New Zealand-born Taukiri Christopher Keen, 20, pleaded guilty in the Queensland Supreme Court yesterday to the attempted murder of James Gilders at the Old Boggo Road jail in October 2005.
The Brisbane court heard Keen and Mr Gilders had been friends for about 2 1/2 years but the friendship soured when Keen began to suspect Mr Gilders of sleeping with his girlfriend.
After meeting him in the Brisbane CBD on the day of the offence, Keen suggested they visit the jail site. Prosecutor Michael Lehane told the court the pair travelled by train with another man to the old prison site, gaining entry by scaling a series of walls.
The court was told that once inside the former jail, Keen announced: "Welcome to jail, there is no way out, there are walls all around us." He later told police he had intended to kill Mr Gilders before travelling to the prison.
About 30 minutes later the group decided to leave. The third man left first and Keen asked Mr Gilders to lift him up.

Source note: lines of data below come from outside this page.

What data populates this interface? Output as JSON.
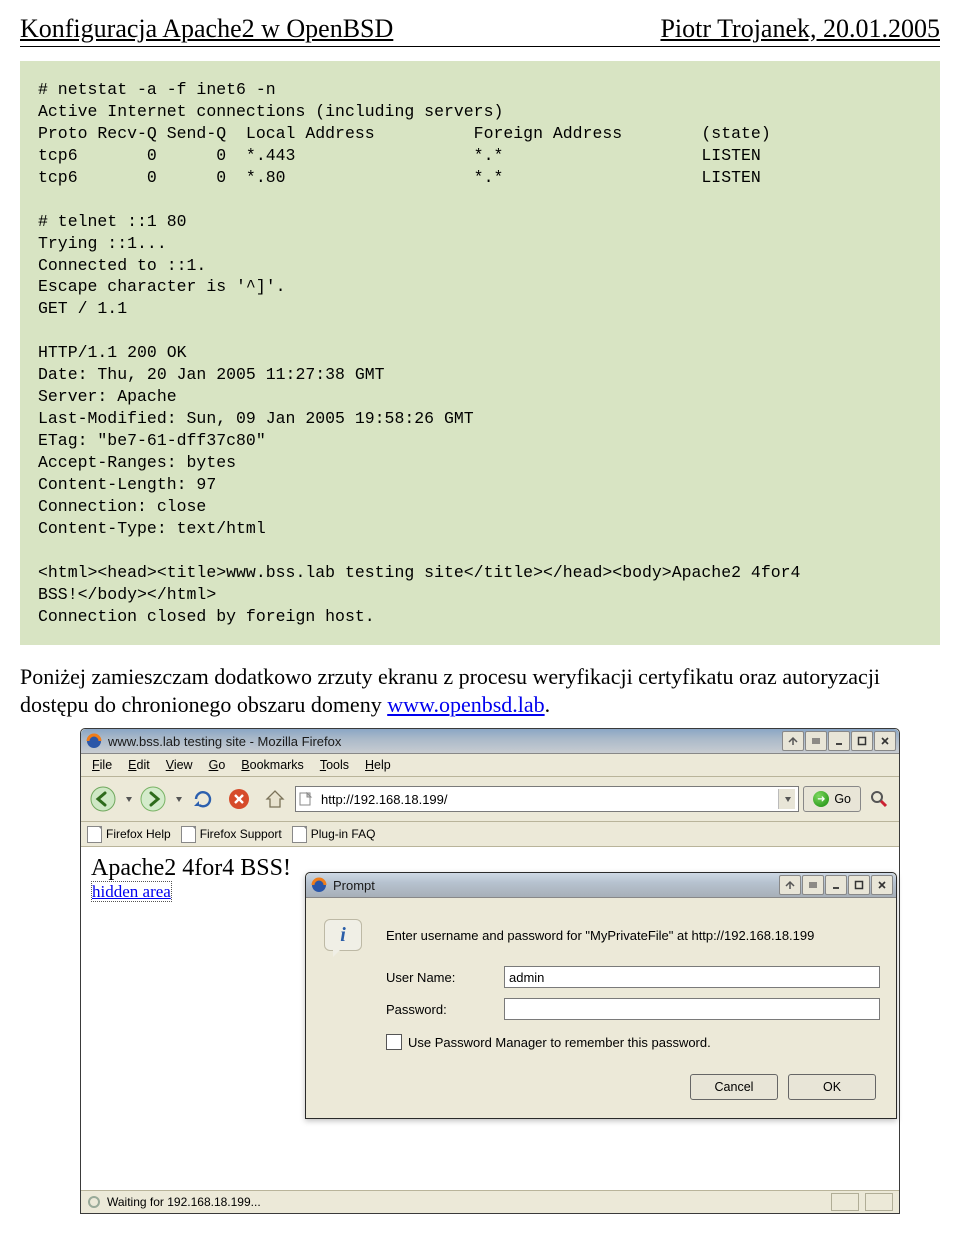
{
  "header": {
    "left": "Konfiguracja Apache2 w OpenBSD",
    "right": "Piotr Trojanek, 20.01.2005"
  },
  "code_block": "# netstat -a -f inet6 -n\nActive Internet connections (including servers)\nProto Recv-Q Send-Q  Local Address          Foreign Address        (state)\ntcp6       0      0  *.443                  *.*                    LISTEN\ntcp6       0      0  *.80                   *.*                    LISTEN\n\n# telnet ::1 80\nTrying ::1...\nConnected to ::1.\nEscape character is '^]'.\nGET / 1.1\n\nHTTP/1.1 200 OK\nDate: Thu, 20 Jan 2005 11:27:38 GMT\nServer: Apache\nLast-Modified: Sun, 09 Jan 2005 19:58:26 GMT\nETag: \"be7-61-dff37c80\"\nAccept-Ranges: bytes\nContent-Length: 97\nConnection: close\nContent-Type: text/html\n\n<html><head><title>www.bss.lab testing site</title></head><body>Apache2 4for4\nBSS!</body></html>\nConnection closed by foreign host.",
  "body_text": {
    "prefix": "Poniżej zamieszczam dodatkowo zrzuty ekranu z procesu weryfikacji certyfikatu oraz autoryzacji dostępu do chronionego obszaru domeny ",
    "link": "www.openbsd.lab",
    "suffix": "."
  },
  "browser": {
    "title": "www.bss.lab testing site - Mozilla Firefox",
    "menus": [
      "File",
      "Edit",
      "View",
      "Go",
      "Bookmarks",
      "Tools",
      "Help"
    ],
    "url": "http://192.168.18.199/",
    "go_label": "Go",
    "bookmarks": [
      "Firefox Help",
      "Firefox Support",
      "Plug-in FAQ"
    ],
    "page": {
      "line1": "Apache2 4for4 BSS!",
      "link": "hidden area"
    },
    "status": "Waiting for 192.168.18.199..."
  },
  "dialog": {
    "title": "Prompt",
    "message": "Enter username and password for \"MyPrivateFile\" at http://192.168.18.199",
    "labels": {
      "user": "User Name:",
      "pass": "Password:"
    },
    "user_value": "admin",
    "pass_value": "",
    "remember": "Use Password Manager to remember this password.",
    "cancel": "Cancel",
    "ok": "OK"
  }
}
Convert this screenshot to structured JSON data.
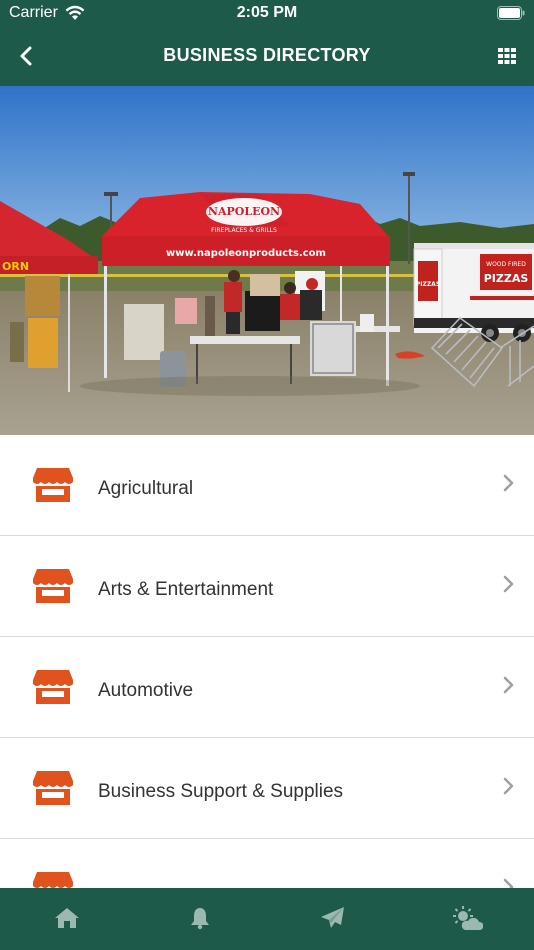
{
  "status_bar": {
    "carrier": "Carrier",
    "time": "2:05 PM"
  },
  "header": {
    "title": "BUSINESS DIRECTORY",
    "back_icon": "chevron-left-icon",
    "menu_icon": "grid-icon"
  },
  "hero": {
    "tent_text": "www.napoleonproducts.com",
    "tent_brand": "NAPOLEON",
    "tent_brand_sub": "FIREPLACES & GRILLS",
    "left_tent_text": "ORN",
    "trailer_text": "PIZZAS",
    "trailer_text_small": "PIZZAS",
    "trailer_brand": "WOOD FIRED"
  },
  "categories": [
    {
      "label": "Agricultural"
    },
    {
      "label": "Arts & Entertainment"
    },
    {
      "label": "Automotive"
    },
    {
      "label": "Business Support & Supplies"
    },
    {
      "label": ""
    }
  ],
  "tabs": [
    {
      "icon": "home-icon"
    },
    {
      "icon": "bell-icon"
    },
    {
      "icon": "paper-plane-icon"
    },
    {
      "icon": "weather-icon"
    }
  ],
  "colors": {
    "primary": "#1d5a4a",
    "accent": "#e0531f",
    "text": "#333333",
    "chevron": "#a0a0a0"
  }
}
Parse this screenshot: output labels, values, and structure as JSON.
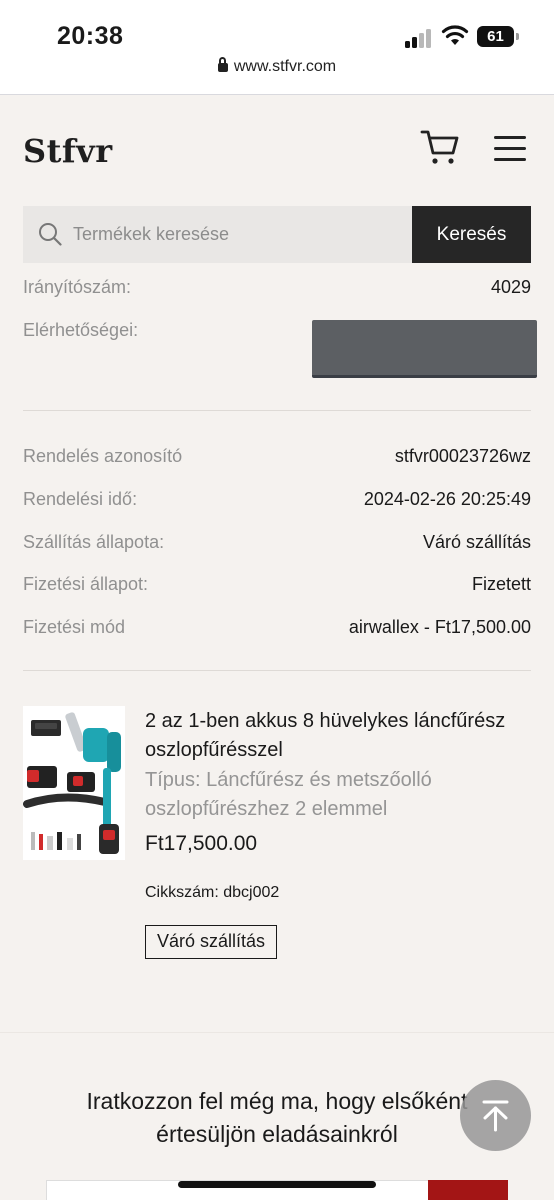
{
  "status_bar": {
    "time": "20:38",
    "battery": "61"
  },
  "browser": {
    "url": "www.stfvr.com"
  },
  "header": {
    "logo": "Stfvr",
    "search_placeholder": "Termékek keresése",
    "search_button": "Keresés"
  },
  "address": {
    "postcode_label": "Irányítószám:",
    "postcode_value": "4029",
    "contact_label": "Elérhetőségei:"
  },
  "order": {
    "rows": [
      {
        "label": "Rendelés azonosító",
        "value": "stfvr00023726wz"
      },
      {
        "label": "Rendelési idő:",
        "value": "2024-02-26 20:25:49"
      },
      {
        "label": "Szállítás állapota:",
        "value": "Váró szállítás"
      },
      {
        "label": "Fizetési állapot:",
        "value": "Fizetett"
      },
      {
        "label": "Fizetési mód",
        "value": "airwallex -  Ft17,500.00"
      }
    ]
  },
  "product": {
    "title": "2 az 1-ben akkus 8 hüvelykes láncfűrész oszlopfűrésszel",
    "variant": "Típus: Láncfűrész és metszőolló oszlopfűrészhez 2 elemmel",
    "price": "Ft17,500.00",
    "sku": "Cikkszám: dbcj002",
    "status": "Váró szállítás"
  },
  "newsletter": {
    "heading": "Iratkozzon fel még ma, hogy elsőként értesüljön eladásainkról"
  },
  "colors": {
    "accent": "#262626",
    "background": "#f5f2ef",
    "newsletter_button": "#a31515"
  },
  "icons": [
    "lock-icon",
    "cart-icon",
    "menu-icon",
    "search-icon",
    "arrow-up-icon"
  ]
}
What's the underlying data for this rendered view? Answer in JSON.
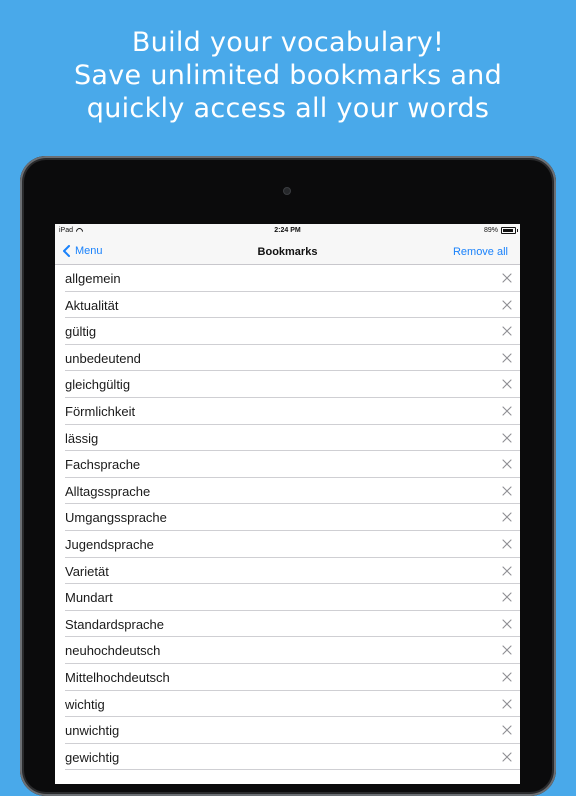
{
  "promo": {
    "line1": "Build your vocabulary!",
    "line2": "Save unlimited bookmarks and",
    "line3": "quickly access all your words"
  },
  "status_bar": {
    "device": "iPad",
    "time": "2:24 PM",
    "battery": "89%",
    "battery_level": 0.89
  },
  "nav": {
    "back_label": "Menu",
    "title": "Bookmarks",
    "action_label": "Remove all"
  },
  "bookmarks": [
    "allgemein",
    "Aktualität",
    "gültig",
    "unbedeutend",
    "gleichgültig",
    "Förmlichkeit",
    "lässig",
    "Fachsprache",
    "Alltagssprache",
    "Umgangssprache",
    "Jugendsprache",
    "Varietät",
    "Mundart",
    "Standardsprache",
    "neuhochdeutsch",
    "Mittelhochdeutsch",
    "wichtig",
    "unwichtig",
    "gewichtig"
  ],
  "colors": {
    "background": "#49a9ea",
    "accent": "#1a82fb"
  },
  "icons": {
    "back": "chevron-left-icon",
    "remove": "close-icon",
    "wifi": "wifi-icon",
    "battery": "battery-icon"
  }
}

However, when Mr Gilders bent down, Keen stabbed him in the neck, knocked him to the ground, dropped a large rock on his head twice and stabbed him again. When he had finished the attack, Keen asked Mr Gilders if he was dead yet, to which Mr Gilders responded: "Not even close, brother." He got to his feet and the pair shook hands before Keen left the badly injured Mr Gilders to make his own way out.
Mr Gilders called an ambulance and was taken to the Princess Alexandra Hospital where he was treated for a broken jaw and stab wounds to his neck.
However, he did not make a complaint and the incident did not come to police attention until Keen confessed while police where interviewing him about other incidents in January 2006.
He also claimed to have killed several homeless people and buried their bodies, but there was no evidence to support his claim.
Justice Ann Lyons noted Keen had "gone off the rails" at a young age after joining gangs in New Zealand when he was 13. He witnessed a murder at 14, which resulted in him being diagnosed with post-traumatic stress disorder and served his first period of juvenile detention at 15.
After moving to Australia, he fathered a child at 16 and had remained unemployed and had not attended school since his arrival.
Justice Lyons sentenced Keen to nine years' jail but ordered he be eligible for parole after 4 1/2 years.
Taking into account the time he has already served awaiting trial, he will be eligible for release in July 2010.